Governing Artificial Intelligence: Designing Legal and Regulatory Responses

DCU Law and Tech hosts and takes part in many events discussing research, publications, projects and key issues at play between Legislation and Technology.

Wednesday 23 May 2023

The Technologies, Law and Society Group in the School of Law, Trinity College Dublin is collaborating with the MSCA PROTECT PhD Training network and the Law, Science, Technology and Society Research Group of the Faculty of Law and Criminology, Vrije Universiteit Brussel in organising this one-day symposium in Brussels on addressing the global challenge presented by the growing impact of artificial intelligence (‘AI’) on business, society, and the world of work.

Symposium Objectives

The symposium aims at examining the legal and regulatory challenges posed in the fourth industrial revolution by the advent of AI. Contributors to the symposium will seek to engage creatively with the benefits offered by AI, dangers posed and potential legal and regulatory approaches. AI brings unparalleled opportunities but significant ethical, legal, and regulatory challenges, raising issues that frequently transcend national boundaries. Algorithmic engagement with big data, machine learning, autonomous vehicles, and robo-advisors (to name but a few) are challenging incumbent practices and firms. This evolution gives rise to new issues which hold significance, not just for private parties, but for governments, legislators, regulators, policymakers, and courts and, more broadly, for how fields of law respond to AI’s emergence.
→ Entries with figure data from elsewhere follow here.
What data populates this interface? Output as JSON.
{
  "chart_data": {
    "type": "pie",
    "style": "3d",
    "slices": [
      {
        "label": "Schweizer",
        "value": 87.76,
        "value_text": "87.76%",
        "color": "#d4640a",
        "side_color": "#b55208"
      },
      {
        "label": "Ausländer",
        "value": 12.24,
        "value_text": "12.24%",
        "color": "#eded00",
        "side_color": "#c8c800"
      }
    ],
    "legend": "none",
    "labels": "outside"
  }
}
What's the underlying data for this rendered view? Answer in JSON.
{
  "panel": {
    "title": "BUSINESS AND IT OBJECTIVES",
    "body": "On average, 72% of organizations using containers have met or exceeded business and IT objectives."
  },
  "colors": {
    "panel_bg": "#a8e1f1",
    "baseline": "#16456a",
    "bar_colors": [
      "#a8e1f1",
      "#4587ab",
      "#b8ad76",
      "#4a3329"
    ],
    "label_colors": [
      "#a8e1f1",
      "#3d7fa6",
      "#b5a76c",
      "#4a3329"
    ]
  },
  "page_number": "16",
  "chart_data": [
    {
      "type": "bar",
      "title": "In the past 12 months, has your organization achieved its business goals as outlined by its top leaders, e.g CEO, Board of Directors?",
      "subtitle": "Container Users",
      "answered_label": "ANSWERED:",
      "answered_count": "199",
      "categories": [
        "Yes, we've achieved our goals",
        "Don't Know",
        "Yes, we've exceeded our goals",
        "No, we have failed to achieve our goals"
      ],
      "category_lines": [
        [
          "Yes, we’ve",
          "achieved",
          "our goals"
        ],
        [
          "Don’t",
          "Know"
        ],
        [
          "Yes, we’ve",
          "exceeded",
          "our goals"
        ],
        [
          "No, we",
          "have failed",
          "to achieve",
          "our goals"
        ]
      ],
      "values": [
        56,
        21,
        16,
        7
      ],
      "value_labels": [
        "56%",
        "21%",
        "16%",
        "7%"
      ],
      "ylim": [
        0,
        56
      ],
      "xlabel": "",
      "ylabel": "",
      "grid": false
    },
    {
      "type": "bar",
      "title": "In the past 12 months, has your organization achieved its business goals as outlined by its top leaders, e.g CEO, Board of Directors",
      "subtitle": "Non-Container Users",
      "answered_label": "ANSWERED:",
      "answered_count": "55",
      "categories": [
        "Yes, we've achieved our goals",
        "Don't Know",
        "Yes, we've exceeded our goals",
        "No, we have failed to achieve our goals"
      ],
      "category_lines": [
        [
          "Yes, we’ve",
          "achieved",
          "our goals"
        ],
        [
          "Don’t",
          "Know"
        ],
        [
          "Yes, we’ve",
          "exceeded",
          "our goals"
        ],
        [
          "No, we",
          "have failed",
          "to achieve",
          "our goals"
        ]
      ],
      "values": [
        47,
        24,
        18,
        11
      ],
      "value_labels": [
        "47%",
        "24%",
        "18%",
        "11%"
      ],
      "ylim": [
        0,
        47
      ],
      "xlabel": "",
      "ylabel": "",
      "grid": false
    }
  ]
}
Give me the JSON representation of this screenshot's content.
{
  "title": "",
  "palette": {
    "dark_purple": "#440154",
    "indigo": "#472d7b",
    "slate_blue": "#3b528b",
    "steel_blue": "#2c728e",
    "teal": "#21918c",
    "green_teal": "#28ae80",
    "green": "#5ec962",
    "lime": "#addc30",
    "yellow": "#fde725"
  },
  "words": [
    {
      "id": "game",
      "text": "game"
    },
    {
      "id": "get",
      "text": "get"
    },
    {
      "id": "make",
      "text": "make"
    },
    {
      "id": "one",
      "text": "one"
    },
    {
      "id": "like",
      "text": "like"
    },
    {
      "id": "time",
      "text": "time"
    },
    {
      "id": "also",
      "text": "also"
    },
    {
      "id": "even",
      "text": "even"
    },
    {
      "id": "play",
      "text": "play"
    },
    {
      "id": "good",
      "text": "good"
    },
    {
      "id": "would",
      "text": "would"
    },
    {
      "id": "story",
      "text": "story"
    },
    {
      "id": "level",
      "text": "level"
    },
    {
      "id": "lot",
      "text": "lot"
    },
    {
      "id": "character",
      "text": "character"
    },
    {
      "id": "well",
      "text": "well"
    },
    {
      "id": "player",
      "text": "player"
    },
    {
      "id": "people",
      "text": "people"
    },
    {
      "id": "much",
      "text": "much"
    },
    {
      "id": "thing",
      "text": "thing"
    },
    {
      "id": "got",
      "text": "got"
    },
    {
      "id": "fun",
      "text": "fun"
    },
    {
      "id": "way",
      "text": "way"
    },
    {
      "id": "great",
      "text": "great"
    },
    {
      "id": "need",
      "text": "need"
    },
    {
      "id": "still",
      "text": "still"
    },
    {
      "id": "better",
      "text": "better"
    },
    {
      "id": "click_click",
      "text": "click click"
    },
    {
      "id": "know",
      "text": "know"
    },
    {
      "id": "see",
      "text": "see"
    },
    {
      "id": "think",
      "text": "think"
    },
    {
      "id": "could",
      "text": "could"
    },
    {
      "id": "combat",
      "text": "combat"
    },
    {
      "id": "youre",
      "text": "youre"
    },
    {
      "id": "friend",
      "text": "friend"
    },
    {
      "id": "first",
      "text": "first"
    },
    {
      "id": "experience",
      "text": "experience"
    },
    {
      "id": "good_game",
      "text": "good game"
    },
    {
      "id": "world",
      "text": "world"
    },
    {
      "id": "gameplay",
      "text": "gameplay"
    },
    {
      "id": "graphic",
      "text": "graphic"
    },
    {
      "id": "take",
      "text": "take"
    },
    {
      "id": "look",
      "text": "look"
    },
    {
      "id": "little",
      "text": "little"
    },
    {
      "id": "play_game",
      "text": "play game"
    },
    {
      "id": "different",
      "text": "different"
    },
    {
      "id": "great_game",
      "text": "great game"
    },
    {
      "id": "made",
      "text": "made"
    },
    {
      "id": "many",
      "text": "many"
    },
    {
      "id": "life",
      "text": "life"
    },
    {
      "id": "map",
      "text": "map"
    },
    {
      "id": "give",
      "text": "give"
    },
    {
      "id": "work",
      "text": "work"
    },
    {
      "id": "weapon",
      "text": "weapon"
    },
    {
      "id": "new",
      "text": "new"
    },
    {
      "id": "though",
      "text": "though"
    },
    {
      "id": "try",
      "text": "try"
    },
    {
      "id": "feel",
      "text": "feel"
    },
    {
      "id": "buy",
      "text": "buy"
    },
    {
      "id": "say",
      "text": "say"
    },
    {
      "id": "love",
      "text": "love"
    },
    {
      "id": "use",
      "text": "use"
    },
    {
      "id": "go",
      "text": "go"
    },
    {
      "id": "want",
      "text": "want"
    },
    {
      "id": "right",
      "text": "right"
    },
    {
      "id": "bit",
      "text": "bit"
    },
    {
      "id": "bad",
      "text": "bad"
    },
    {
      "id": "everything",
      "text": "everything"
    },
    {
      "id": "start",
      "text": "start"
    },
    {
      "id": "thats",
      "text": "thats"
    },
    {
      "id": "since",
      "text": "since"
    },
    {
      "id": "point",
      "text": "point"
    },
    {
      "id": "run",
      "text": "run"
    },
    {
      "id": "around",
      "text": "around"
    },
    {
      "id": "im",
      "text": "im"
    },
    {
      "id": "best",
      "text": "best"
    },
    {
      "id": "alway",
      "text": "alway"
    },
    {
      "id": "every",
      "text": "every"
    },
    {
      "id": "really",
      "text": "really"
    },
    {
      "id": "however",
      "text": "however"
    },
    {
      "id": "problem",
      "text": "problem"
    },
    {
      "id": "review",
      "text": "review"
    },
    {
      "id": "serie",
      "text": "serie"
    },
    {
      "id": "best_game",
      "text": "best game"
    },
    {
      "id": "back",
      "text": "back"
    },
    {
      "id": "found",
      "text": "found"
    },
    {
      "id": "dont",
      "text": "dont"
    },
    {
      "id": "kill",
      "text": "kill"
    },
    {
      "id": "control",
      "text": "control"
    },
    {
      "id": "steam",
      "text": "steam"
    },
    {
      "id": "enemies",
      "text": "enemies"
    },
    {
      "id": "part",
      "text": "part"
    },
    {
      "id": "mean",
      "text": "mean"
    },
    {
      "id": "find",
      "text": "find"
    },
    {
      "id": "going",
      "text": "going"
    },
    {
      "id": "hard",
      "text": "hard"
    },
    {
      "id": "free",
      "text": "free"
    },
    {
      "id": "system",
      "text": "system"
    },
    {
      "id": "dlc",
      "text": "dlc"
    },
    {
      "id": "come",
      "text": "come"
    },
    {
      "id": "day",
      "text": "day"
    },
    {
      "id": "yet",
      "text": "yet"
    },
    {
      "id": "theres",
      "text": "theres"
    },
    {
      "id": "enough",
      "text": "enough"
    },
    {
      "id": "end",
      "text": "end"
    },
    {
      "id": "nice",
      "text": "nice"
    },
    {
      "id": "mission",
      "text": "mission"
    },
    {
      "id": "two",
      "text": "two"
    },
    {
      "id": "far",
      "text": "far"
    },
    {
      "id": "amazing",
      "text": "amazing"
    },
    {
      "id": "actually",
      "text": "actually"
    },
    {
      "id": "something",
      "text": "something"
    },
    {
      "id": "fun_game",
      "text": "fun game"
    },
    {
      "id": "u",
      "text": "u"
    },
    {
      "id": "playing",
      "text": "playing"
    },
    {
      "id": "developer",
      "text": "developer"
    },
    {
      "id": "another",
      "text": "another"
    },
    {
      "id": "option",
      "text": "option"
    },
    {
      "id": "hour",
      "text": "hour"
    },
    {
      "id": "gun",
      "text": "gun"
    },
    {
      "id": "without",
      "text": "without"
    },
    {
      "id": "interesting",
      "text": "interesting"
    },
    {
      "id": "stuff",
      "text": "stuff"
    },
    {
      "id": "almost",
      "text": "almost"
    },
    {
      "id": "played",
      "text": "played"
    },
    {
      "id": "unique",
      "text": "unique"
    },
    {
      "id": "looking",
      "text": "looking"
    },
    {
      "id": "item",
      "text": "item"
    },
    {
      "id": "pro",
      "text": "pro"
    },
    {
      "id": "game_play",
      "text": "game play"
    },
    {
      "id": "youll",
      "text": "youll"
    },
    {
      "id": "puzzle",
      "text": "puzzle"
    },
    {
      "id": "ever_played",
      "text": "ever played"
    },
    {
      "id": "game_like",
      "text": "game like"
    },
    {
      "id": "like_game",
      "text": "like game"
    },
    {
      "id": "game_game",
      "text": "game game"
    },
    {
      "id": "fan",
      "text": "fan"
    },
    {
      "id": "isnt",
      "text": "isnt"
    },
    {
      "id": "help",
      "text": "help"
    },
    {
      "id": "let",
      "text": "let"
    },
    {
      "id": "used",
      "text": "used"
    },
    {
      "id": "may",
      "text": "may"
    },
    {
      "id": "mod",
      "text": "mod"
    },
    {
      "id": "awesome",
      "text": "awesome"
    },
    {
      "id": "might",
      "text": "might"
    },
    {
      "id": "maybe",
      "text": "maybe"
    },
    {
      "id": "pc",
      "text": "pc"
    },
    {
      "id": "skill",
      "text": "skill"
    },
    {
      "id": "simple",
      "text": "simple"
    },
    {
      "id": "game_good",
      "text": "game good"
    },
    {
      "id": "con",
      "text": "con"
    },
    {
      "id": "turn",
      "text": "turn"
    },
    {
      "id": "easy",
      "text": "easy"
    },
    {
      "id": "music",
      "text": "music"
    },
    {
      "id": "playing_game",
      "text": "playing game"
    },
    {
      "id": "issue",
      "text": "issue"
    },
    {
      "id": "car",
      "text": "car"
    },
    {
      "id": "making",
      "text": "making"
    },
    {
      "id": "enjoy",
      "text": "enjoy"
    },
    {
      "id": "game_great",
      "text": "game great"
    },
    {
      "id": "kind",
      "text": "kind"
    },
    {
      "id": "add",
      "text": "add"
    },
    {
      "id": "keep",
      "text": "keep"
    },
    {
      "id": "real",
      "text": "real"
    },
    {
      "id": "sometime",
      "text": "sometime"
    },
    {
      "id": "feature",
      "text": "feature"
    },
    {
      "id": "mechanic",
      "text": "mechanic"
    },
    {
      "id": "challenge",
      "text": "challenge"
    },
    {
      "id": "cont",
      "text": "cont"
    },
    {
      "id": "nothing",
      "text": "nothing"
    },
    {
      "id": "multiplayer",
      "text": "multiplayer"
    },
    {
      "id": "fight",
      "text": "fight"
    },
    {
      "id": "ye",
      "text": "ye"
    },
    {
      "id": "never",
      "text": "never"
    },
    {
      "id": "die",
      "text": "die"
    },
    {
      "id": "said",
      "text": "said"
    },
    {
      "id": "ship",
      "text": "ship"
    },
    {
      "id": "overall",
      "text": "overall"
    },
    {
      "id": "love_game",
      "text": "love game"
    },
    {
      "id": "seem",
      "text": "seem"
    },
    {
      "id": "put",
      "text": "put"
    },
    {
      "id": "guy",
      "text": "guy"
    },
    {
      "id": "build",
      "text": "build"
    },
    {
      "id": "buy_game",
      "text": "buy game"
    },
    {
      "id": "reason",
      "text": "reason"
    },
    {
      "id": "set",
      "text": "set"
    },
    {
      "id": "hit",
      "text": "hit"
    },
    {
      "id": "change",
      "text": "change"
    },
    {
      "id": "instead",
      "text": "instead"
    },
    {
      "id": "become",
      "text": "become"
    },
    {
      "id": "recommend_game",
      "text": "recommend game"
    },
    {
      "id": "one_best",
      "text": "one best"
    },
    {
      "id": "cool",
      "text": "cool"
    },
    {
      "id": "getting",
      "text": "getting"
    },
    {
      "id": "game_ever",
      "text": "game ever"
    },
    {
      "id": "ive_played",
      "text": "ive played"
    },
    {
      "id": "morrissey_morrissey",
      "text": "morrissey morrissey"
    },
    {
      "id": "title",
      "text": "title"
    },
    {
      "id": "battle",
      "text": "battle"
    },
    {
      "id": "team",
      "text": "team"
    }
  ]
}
Can law and regulation be optimised to address the challenges posed without unduly stifling innovation?

Paper Topics

Papers for this symposium on Governing Artificial Intelligence: Designing Legal and Regulatory Responses are invited on a broad range of topics relating to AI and its regulation including examination of the potential impact of AI on any field of law. International and comparative perspectives are welcomed. Sample topics broadly include, but are not limited to:

  • Liability issues surrounding AI deployment;
  • Ethical issues surrounding AI;
  • Algorithmic bias;
  • Regulatory modalities for AI including regulatory sandboxes;
  • AI in the context of financial services law;
  • AI and corporate governance;
  • Competition law issues concerning AI and algorithms;
  • Big data, data privacy, data security, cyber-resilience;
  • AI and intellectual property;
  • RegTech and SupTech.
  • Technical tools and frameworks for engaging with AI developers and stakeholders
  • Data solutions, computing and technical aspects.